17.  Regulation 2 sets out the composition of the Tribunal. In the case of a five-person panel, it must have a judge in the chair, two lay persons and two barristers of not less than seven years’ standing, all of whom have been nominated by the President: see regulation 2(2) and, in particular, sub-para. (c), which applies to barristers.

18.  Regulation 2(4) provides that, in constituting a panel, the rules set out in it shall be respected. Those rules include, at sub-para. (e):

“The President may publish qualifications or other requirements required in those appointed to be barrister or lay members of a Disciplinary Tribunal.”

19.  The President is required by regulation 8 of the Regulations to issue a Convening Order including, amongst other things (at sub-para. (1)(c)):

“the names and status (that is, as Chairman, as lay member, or as barrister) of those persons who it is proposed should constitute the Disciplinary Tribunal to hear the case”.

20.  Regulation 12 requires the hearing before a Disciplinary Tribunal to be in public unless it has been directed that it shall not be in public.

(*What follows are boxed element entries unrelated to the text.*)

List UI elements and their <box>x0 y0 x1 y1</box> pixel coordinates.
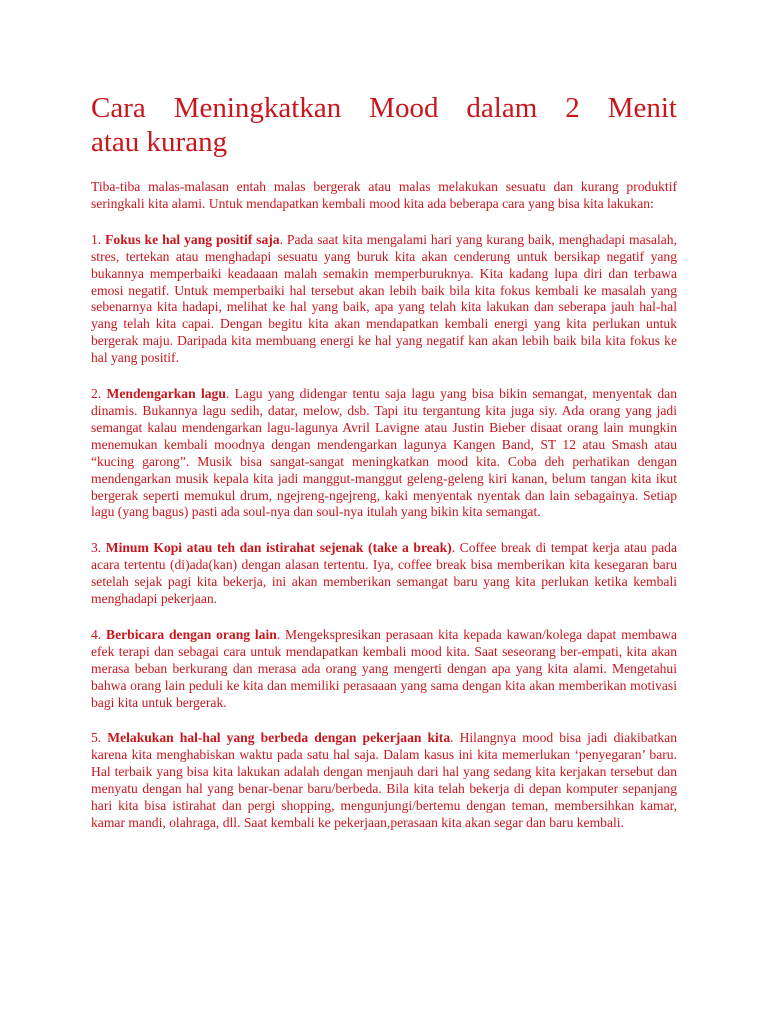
tip-number: 5. <box>91 730 102 746</box>
tip-paragraph-4 <box>91 627 677 712</box>
tip-number: 2. <box>91 386 102 402</box>
tip-body: . Mengekspresikan perasaan kita kepada kawan/kolega dapat membawa efek terapi dan sebagai cara untuk mendapatkan kembali mood kita. Saat seseorang ber-empati, kita akan merasa beban berkurang dan merasa ada orang yang mengerti dengan apa yang kita alami. Mengetahui bahwa orang lain peduli ke kita dan memiliki perasaaan yang sama dengan kita akan memberikan motivasi bagi kita untuk bergerak. <box>91 626 677 710</box>
tip-heading: Minum Kopi atau teh dan istirahat sejenak (take a break) <box>105 540 452 556</box>
tip-body: . Coffee break di tempat kerja atau pada acara tertentu (di)ada(kan) dengan alasan tertentu. Iya, coffee break bisa memberikan kita kesegaran baru setelah sejak pagi kita bekerja, ini akan memberikan semangat baru yang kita perlukan ketika kembali menghadapi pekerjaan. <box>91 540 677 607</box>
document-content <box>91 91 677 851</box>
tip-body: . Lagu yang didengar tentu saja lagu yang bisa bikin semangat, menyentak dan dinamis. Bukannya lagu sedih, datar, melow, dsb. Tapi itu tergantung kita juga siy. Ada orang yang jadi semangat kalau mendengarkan lagu-lagunya Avril Lavigne atau Justin Bieber disaat orang lain mungkin menemukan kembali moodnya dengan mendengarkan lagunya Kangen Band, ST 12 atau Smash atau “kucing garong”. Musik bisa sangat-sangat meningkatkan mood kita. Coba deh perhatikan dengan mendengarkan musik kepala kita jadi manggut-manggut geleng-geleng kiri kanan, belum tangan kita ikut bergerak seperti memukul drum, ngejreng-ngejreng, kaki menyentak nyentak dan lain sebagainya. Setiap lagu (yang bagus) pasti ada soul-nya dan soul-nya itulah yang bikin kita semangat. <box>91 386 678 520</box>
tip-number: 3. <box>91 540 102 556</box>
intro-paragraph: Tiba-tiba malas-malasan entah malas bergerak atau malas melakukan sesuatu dan kurang produktif seringkali kita alami. Untuk mendapatkan kembali mood kita ada beberapa cara yang bisa kita lakukan: <box>91 179 677 211</box>
tip-heading: Mendengarkan lagu <box>106 386 226 402</box>
tip-heading: Fokus ke hal yang positif saja <box>105 231 280 247</box>
tip-paragraph-2 <box>91 386 677 521</box>
tip-heading: Melakukan hal-hal yang berbeda dengan pekerjaan kita <box>107 730 451 746</box>
tip-number: 4. <box>91 626 102 642</box>
page-title-line-1: Cara Meningkatkan Mood dalam 2 Menit <box>91 92 677 124</box>
tip-paragraph-3 <box>91 540 677 608</box>
page-title-line-2: atau kurang <box>91 126 228 158</box>
tip-body: . Hilangnya mood bisa jadi diakibatkan karena kita menghabiskan waktu pada satu hal saja. Dalam kasus ini kita memerlukan ‘penyegaran’ baru. Hal terbaik yang bisa kita lakukan adalah dengan menjauh dari hal yang sedang kita kerjakan tersebut dan menyatu dengan hal yang benar-benar baru/berbeda. Bila kita telah bekerja di depan komputer sepanjang hari kita bisa istirahat dan pergi shopping, mengunjungi/bertemu dengan teman, membersihkan kamar, kamar mandi, olahraga, dll. Saat kembali ke pekerjaan,perasaan kita akan segar dan baru kembali. <box>91 730 678 830</box>
tip-heading: Berbicara dengan orang lain <box>106 626 277 642</box>
tip-number: 1. <box>91 231 102 247</box>
page-title <box>91 91 677 159</box>
tip-body: . Pada saat kita mengalami hari yang kurang baik, menghadapi masalah, stres, tertekan atau menghadapi sesuatu yang buruk kita akan cenderung untuk bersikap negatif yang bukannya memperbaiki keadaaan malah semakin memperburuknya. Kita kadang lupa diri dan terbawa emosi negatif. Untuk memperbaiki hal tersebut akan lebih baik bila kita fokus kembali ke masalah yang sebenarnya kita hadapi, melihat ke hal yang baik, apa yang telah kita lakukan dan seberapa jauh hal-hal yang telah kita capai. Dengan begitu kita akan mendapatkan kembali energi yang kita perlukan untuk bergerak maju. Daripada kita membuang energi ke hal yang negatif kan akan lebih baik bila kita fokus ke hal yang positif. <box>91 231 677 366</box>
tip-paragraph-5 <box>91 730 677 831</box>
tip-paragraph-1 <box>91 232 677 367</box>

21.  It is also important to note the general provision in regulation 1(2), which states that:

“Anything required by these Rules to be done or any discretion required to be exercised by, and any notice required to be given to, the President may be done, or exercised by, or given to, any person authorised by the President (either prospectively or retrospectively and either generally or for a particular purpose).”

The First Issue: Constitution of the Tribunal

22.  It is common ground that Mr Smart was a barrister of not less than seven years’ standing and that he was nominated by the President of COIC to sit on the Tribunal in the Convening Order of 15 April 2010. On the face of it, therefore, he would appear to be a person who could lawfully be nominated by the President under regulation 2(2)(c) to be a member of the Tribunal. However, the Appellant contends that, as Mr Smart was no longer a person who, under the TAB Terms of Reference, was eligible for inclusion on the list of barrister volunteers, his nomination by the President was ultra vires the Regulations. In fact, Mr Smart continued to be on the list of barrister volunteers even after May 2009 but, the Appellant submits, he should no longer have been on it and so that vitiates his nomination.

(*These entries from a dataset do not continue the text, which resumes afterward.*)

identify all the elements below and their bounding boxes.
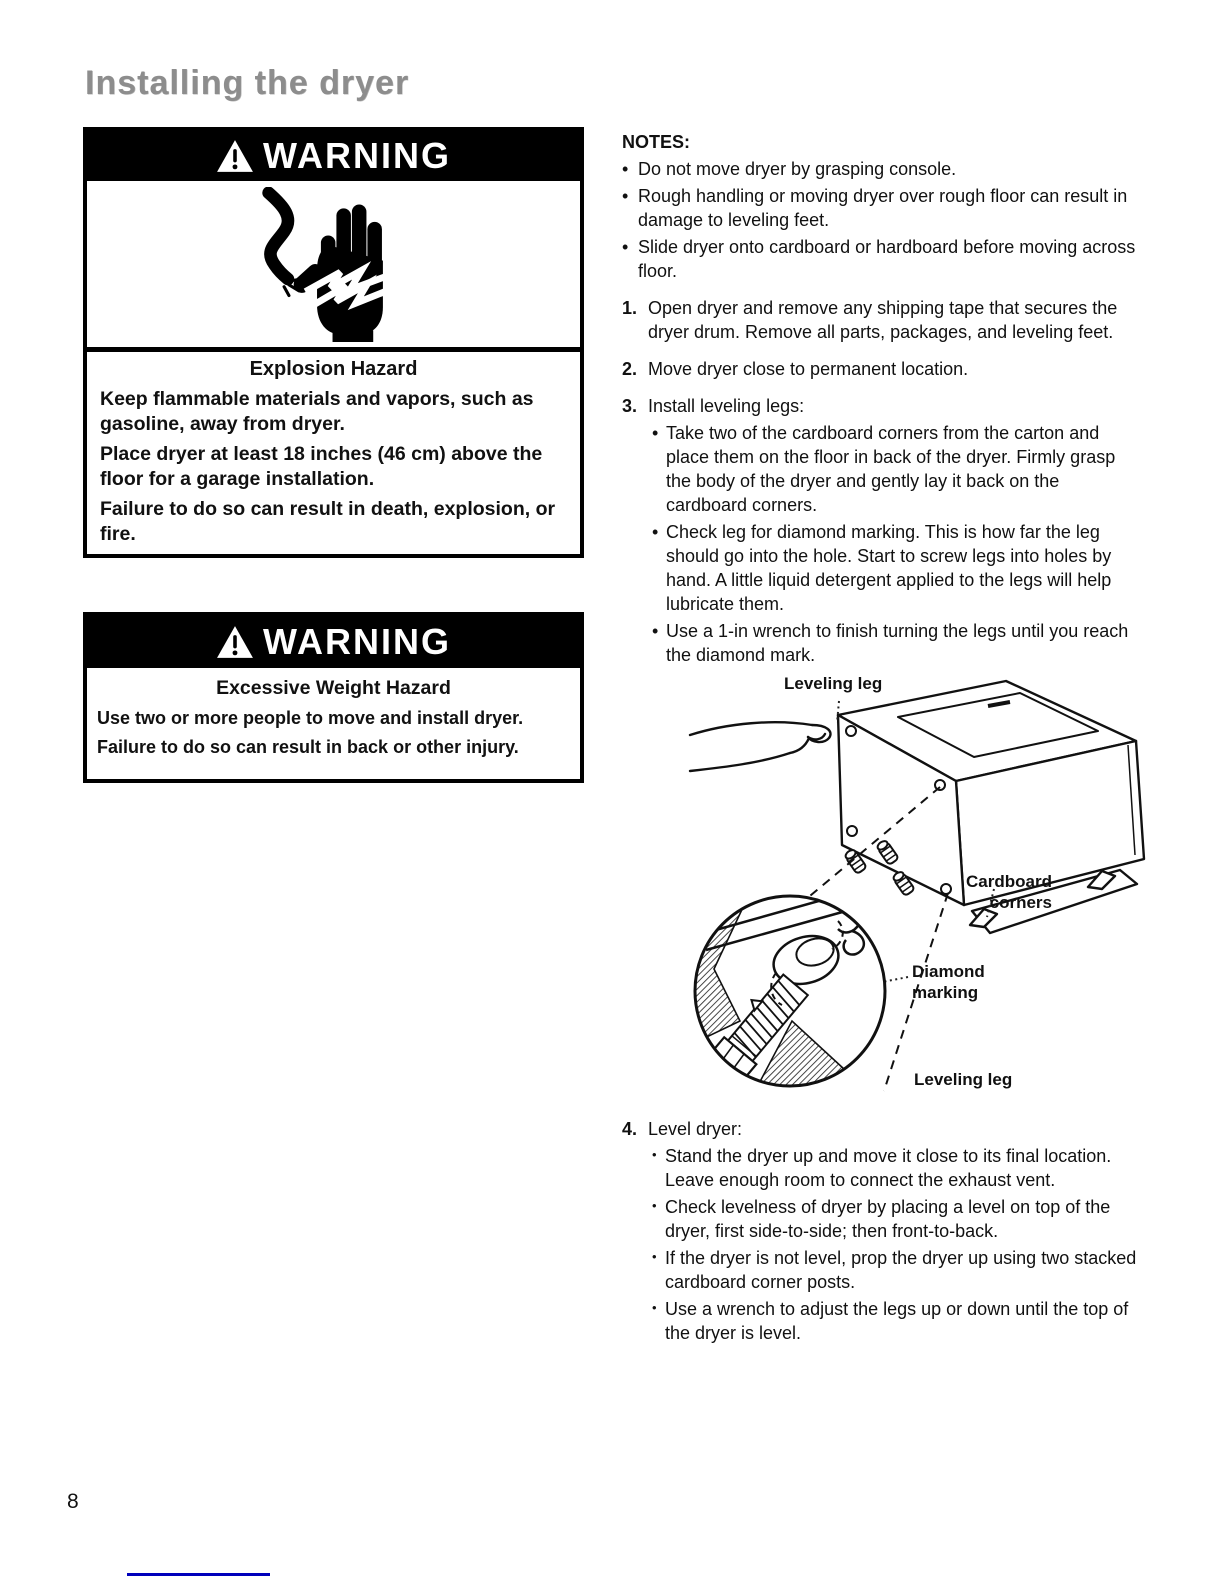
bullet — [652, 421, 666, 517]
dryer-on-cardboard-illustration — [688, 673, 1148, 1107]
hazard-title: Excessive Weight Hazard — [216, 677, 451, 699]
bullet — [652, 520, 666, 616]
bullet — [622, 184, 638, 232]
warning-header — [87, 131, 580, 181]
bullet — [652, 619, 666, 667]
step-1 — [622, 296, 1137, 344]
step-4-bullet — [652, 1297, 1137, 1345]
bullet — [622, 157, 638, 181]
dryer-leveling-figure — [688, 673, 1148, 1107]
step-4-bullet — [652, 1246, 1137, 1294]
hazard-icon-area — [87, 181, 580, 352]
step-number: 4. — [622, 1119, 638, 1139]
label-leveling-leg-top: Leveling leg — [784, 674, 883, 693]
page-number: 8 — [67, 1490, 79, 1513]
step-number: 2. — [622, 359, 638, 379]
hazard-paragraph: Failure to do so can result in death, explosion, or fire. — [100, 498, 556, 545]
hazard-paragraph: Keep flammable materials and vapors, such as gasoline, away from dryer. — [100, 388, 534, 435]
note-text: Do not move dryer by grasping console. — [638, 159, 957, 179]
step-2 — [622, 357, 1137, 381]
note-text: Rough handling or moving dryer over rough floor can result in damage to leveling feet. — [638, 186, 1128, 230]
label-diamond-marking: Diamond marking — [912, 962, 985, 1002]
step-3-bullet — [652, 619, 1137, 667]
label-cardboard-corners: Cardboard corners — [966, 872, 1052, 912]
warning-triangle-icon — [216, 625, 254, 659]
hazard-paragraph: Failure to do so can result in back or other injury. — [97, 737, 519, 757]
warning-text-area — [87, 352, 580, 547]
step-bullet-text: If the dryer is not level, prop the dryer up using two stacked cardboard corner posts. — [665, 1248, 1137, 1292]
warning-text-area — [87, 668, 580, 761]
step-4-bullet — [652, 1144, 1137, 1192]
step-bullet-text: Use a wrench to adjust the legs up or down until the top of the dryer is level. — [665, 1299, 1129, 1343]
step-bullet-text: Take two of the cardboard corners from the carton and place them on the floor in back of the dryer. Firmly grasp the body of the dryer and gently lay it back on the cardboard corners. — [666, 423, 1116, 515]
step-bullet-text: Check leg for diamond marking. This is how far the leg should go into the hole. Start to screw legs into holes by hand. A little liquid detergent applied to the legs will help lubricate them. — [666, 522, 1112, 614]
step-number: 3. — [622, 396, 638, 416]
step-text: Move dryer close to permanent location. — [648, 359, 969, 379]
hazard-paragraph: Use two or more people to move and install dryer. — [97, 708, 524, 728]
warning-header-label: WARNING — [263, 621, 451, 662]
warning-header-label: WARNING — [263, 135, 451, 176]
step-bullet-text: Stand the dryer up and move it close to its final location. Leave enough room to connect the exhaust vent. — [665, 1146, 1112, 1190]
note-item — [622, 235, 1137, 283]
warning-triangle-icon — [216, 139, 254, 173]
step-3 — [622, 394, 1137, 667]
bullet — [652, 1195, 665, 1243]
bullet — [652, 1144, 665, 1192]
step-text: Install leveling legs: — [648, 396, 805, 416]
note-item — [622, 184, 1137, 232]
warning-header — [87, 616, 580, 668]
note-item — [622, 157, 1137, 181]
bullet — [652, 1297, 665, 1345]
step-bullet-text: Use a 1-in wrench to finish turning the legs until you reach the diamond mark. — [666, 621, 1129, 665]
step-4 — [622, 1117, 1137, 1345]
step-bullet-text: Check levelness of dryer by placing a level on top of the dryer, first side-to-side; then front-to-back. — [665, 1197, 1111, 1241]
step-3-bullet — [652, 520, 1137, 616]
step-3-bullet — [652, 421, 1137, 517]
instructions-column — [622, 130, 1137, 1345]
hazard-title: Explosion Hazard — [249, 358, 418, 380]
bullet — [622, 235, 638, 283]
step-4-bullet — [652, 1195, 1137, 1243]
page-title: Installing the dryer — [85, 64, 410, 102]
bullet — [652, 1246, 665, 1294]
step-number: 1. — [622, 298, 638, 318]
hazard-paragraph: Place dryer at least 18 inches (46 cm) above the floor for a garage installation. — [100, 443, 543, 490]
label-leveling-leg-bottom: Leveling leg — [914, 1070, 1013, 1089]
note-text: Slide dryer onto cardboard or hardboard before moving across floor. — [638, 237, 1136, 281]
warning-box-excessive-weight — [83, 612, 584, 783]
footer-link-underline[interactable] — [127, 1573, 270, 1576]
step-text: Open dryer and remove any shipping tape that secures the dryer drum. Remove all parts, packages, and leveling feet. — [648, 298, 1118, 342]
warning-box-explosion-hazard — [83, 127, 584, 558]
step-text: Level dryer: — [648, 1119, 743, 1139]
notes-heading: NOTES: — [622, 132, 691, 152]
electric-shock-hand-icon — [231, 187, 436, 342]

23.  The Appellant’s main submission is that, at all material times, the Regulations and the TAB Terms of Reference should be read as constituting a “code” as to the composition of Disciplinary Tribunals, which should be read together. The Appellant submits that, when those documents are read together, their effect was that the five-person Disciplinary Tribunal to hear and determine a charge of professional misconduct against the Appellant was to contain two barristers and two lay members, in each case drawn from the panels of barristers and lay members maintained by the COIC. The selection from those panels of the particular persons to sit on the Tribunal was to be undertaken by the President of COIC. Accordingly, the Appellant submits, the nomination of Mr Smart was of a person who was not qualified to sit on a Disciplinary Tribunal and therefore it was invalid.

24.  In support of this submission, the Appellant argues that the provisions of the TAB Terms of Reference as to membership of panels, in particular the provisions as to the length of time that volunteers could be on the various lists, were of importance to maintain the high standing of, and public respect for, Disciplinary Tribunals.

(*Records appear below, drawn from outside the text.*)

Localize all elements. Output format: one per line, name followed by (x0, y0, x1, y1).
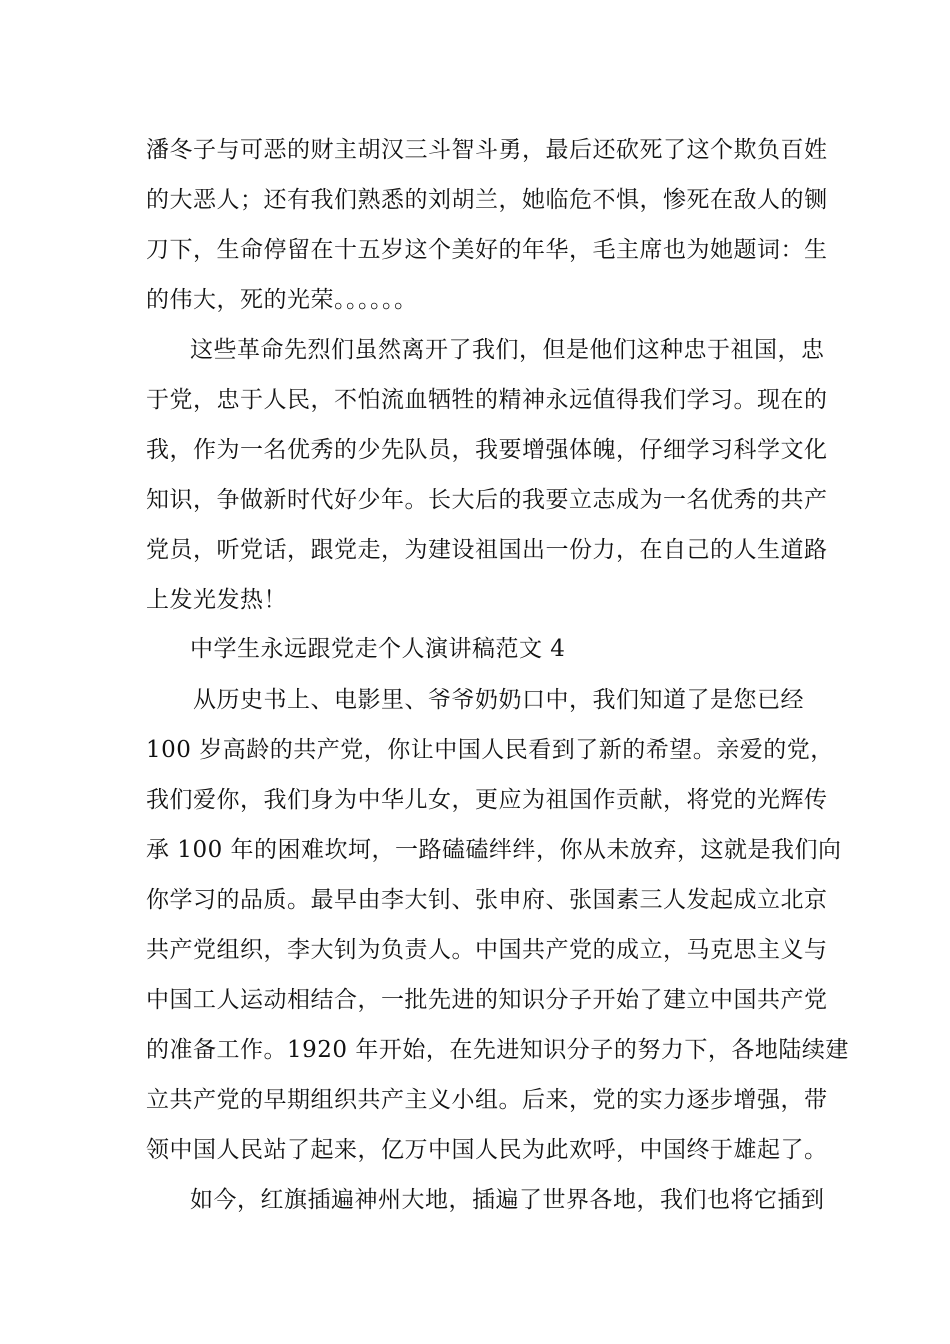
paragraph-line: 的准备工作。1920 年开始，在先进知识分子的努力下，各地陆续建 (146, 1037, 849, 1063)
paragraph-line: 从历史书上、电影里、爷爷奶奶口中，我们知道了是您已经 (193, 687, 804, 713)
paragraph-line: 上发光发热！ (146, 587, 287, 613)
paragraph-line: 的伟大，死的光荣。。。。。。 (146, 287, 418, 313)
paragraph-line: 党员，听党话，跟党走，为建设祖国出一份力，在自己的人生道路 (146, 537, 828, 563)
paragraph-line: 这些革命先烈们虽然离开了我们，但是他们这种忠于祖国，忠 (190, 337, 825, 363)
paragraph-line: 知识，争做新时代好少年。长大后的我要立志成为一名优秀的共产 (146, 487, 828, 513)
paragraph-line: 我们爱你，我们身为中华儿女，更应为祖国作贡献，将党的光辉传 (146, 787, 828, 813)
paragraph-line: 领中国人民站了起来，亿万中国人民为此欢呼，中国终于雄起了。 (146, 1137, 828, 1163)
paragraph-line: 你学习的品质。最早由李大钊、张申府、张国素三人发起成立北京 (146, 887, 828, 913)
paragraph-line: 中国工人运动相结合，一批先进的知识分子开始了建立中国共产党 (146, 987, 828, 1013)
paragraph-line: 共产党组织，李大钊为负责人。中国共产党的成立，马克思主义与 (146, 937, 828, 963)
paragraph-line: 我，作为一名优秀的少先队员，我要增强体魄，仔细学习科学文化 (146, 437, 828, 463)
paragraph-line: 如今，红旗插遍神州大地，插遍了世界各地，我们也将它插到 (190, 1187, 825, 1213)
paragraph-line: 承 100 年的困难坎坷，一路磕磕绊绊，你从未放弃，这就是我们向 (146, 837, 842, 863)
paragraph-line: 刀下，生命停留在十五岁这个美好的年华，毛主席也为她题词：生 (146, 237, 828, 263)
paragraph-line: 100 岁高龄的共产党，你让中国人民看到了新的希望。亲爱的党， (146, 737, 834, 763)
paragraph-line: 的大恶人；还有我们熟悉的刘胡兰，她临危不惧，惨死在敌人的铡 (146, 187, 828, 213)
paragraph-line: 潘冬子与可恶的财主胡汉三斗智斗勇，最后还砍死了这个欺负百姓 (146, 137, 828, 163)
section-heading: 中学生永远跟党走个人演讲稿范文 4 (190, 636, 566, 662)
paragraph-line: 立共产党的早期组织共产主义小组。后来，党的实力逐步增强，带 (146, 1087, 828, 1113)
paragraph-line: 于党，忠于人民，不怕流血牺牲的精神永远值得我们学习。现在的 (146, 387, 828, 413)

25.  We do not accept the Appellant’s submissions. We do not accept that the Regulations and the TAB Terms of Reference should be read as a “code” to govern the composition of Disciplinary Tribunals. In our view, it is the Regulations which govern the vires of the President in nominating members to sit on a tribunal, in particular regulations 2, 3 and 8, which we have cited above. There is no further limitation or restriction on his vires over and above the Regulations. There is not even any cross-reference to the TAB Terms of Reference, so it cannot be said that they have been incorporated by reference into the requirements of the Regulations.